Jeb's character. Mmm. Interesting I have to say. I enjoyed his character in terms of how much he seemed to care about Alyssa as the story went on and how important his role seemed to be in the story, but he was a bit of a jerk. Denying her everything because he loved her all along and wanted to protect her from him? Excuse me? No. Sorry just no. Let her live her life as she wants, thank you. Jeb's character was kind of the hopeless romantic for me, I could see where he was going but sometimes he just seemed to be written in such a childlike manner for someone who was written as slightly adult.
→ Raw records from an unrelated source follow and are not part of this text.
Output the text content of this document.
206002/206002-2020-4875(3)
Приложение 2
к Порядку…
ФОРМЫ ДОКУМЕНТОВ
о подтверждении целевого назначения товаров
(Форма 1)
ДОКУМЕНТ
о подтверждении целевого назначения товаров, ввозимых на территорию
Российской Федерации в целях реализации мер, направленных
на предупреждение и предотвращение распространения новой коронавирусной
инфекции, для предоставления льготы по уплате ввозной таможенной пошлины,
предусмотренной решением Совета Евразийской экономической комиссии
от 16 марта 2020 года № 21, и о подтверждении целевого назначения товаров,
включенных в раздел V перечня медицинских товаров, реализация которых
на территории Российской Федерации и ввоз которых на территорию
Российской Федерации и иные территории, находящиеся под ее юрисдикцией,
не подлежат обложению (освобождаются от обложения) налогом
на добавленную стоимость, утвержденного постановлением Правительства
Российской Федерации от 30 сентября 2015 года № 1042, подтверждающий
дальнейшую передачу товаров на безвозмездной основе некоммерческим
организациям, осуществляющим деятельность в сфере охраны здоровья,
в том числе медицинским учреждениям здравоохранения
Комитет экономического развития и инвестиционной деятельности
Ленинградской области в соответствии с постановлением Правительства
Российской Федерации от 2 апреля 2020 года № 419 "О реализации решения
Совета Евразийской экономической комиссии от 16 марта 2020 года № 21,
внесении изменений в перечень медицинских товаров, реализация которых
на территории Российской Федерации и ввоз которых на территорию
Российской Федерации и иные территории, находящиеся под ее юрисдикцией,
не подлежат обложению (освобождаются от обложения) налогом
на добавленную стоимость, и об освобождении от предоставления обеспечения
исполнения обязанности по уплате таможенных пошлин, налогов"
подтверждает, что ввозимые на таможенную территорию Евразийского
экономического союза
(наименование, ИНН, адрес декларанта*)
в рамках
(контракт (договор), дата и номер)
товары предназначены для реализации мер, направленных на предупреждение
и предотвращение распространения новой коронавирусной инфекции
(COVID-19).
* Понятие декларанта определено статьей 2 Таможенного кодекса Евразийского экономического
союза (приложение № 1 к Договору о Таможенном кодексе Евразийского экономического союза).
However, nothing compares to my strange and unusual dislike of Morpheus' character, which is a real shame because I was really trying to like him. I did like his personality and how blunt he was but I just felt he was slightly underdeveloped. I knew there was something up with his character from the beginning and I totally guessed the ending - completely narcissistic and self centred. What really irked me about his character though was his fondness of Alyssa. I mean yes you grew up together in her head, but this hopeless romantic flaw similar to Jeb just made me want to tear my hair out sometimes. I understand how other's could love him, he has that seductive aura about him I agree, but just his soppy romanticism really made me turn away from him. I did however really appreciate Morpheus in the end of the novel. I understand that character development must be a thing in a successful novel, but if Morpheus was as intriguing through the development of this novel as he was in the last few chapters then I feel I would have enjoyed his character a lot more. I feel it's important to mention here that while there was a love triangle that didn't work for me, I really did love the banter that went on between Morpheus and Jeb. I think their feisty dialogue that went on between each other while fighting over Alyssa was quite hilarious, except for the fact that it felt quite childish and these characters were written like adults.
Saying that, overall I thoroughly enjoyed this book and I am excited to see where the sequel takes us. Hopefully we delve back into the realm of Wonderland and get some much needed development to some of our male protagonists. I do however look forward to seeing how Red Queen's influence in this story is going to take hold. Now that Alyssa is back in the human world, is Wonderland going to start weaving it's way back into her life? Perhaps elements of Howard's dark and eerie Wonderland will break through the seal of the rabbit hole. I look forward to finding out. I give Splinted by A.G.Howard a 3 out of 5 stars on my classification scale.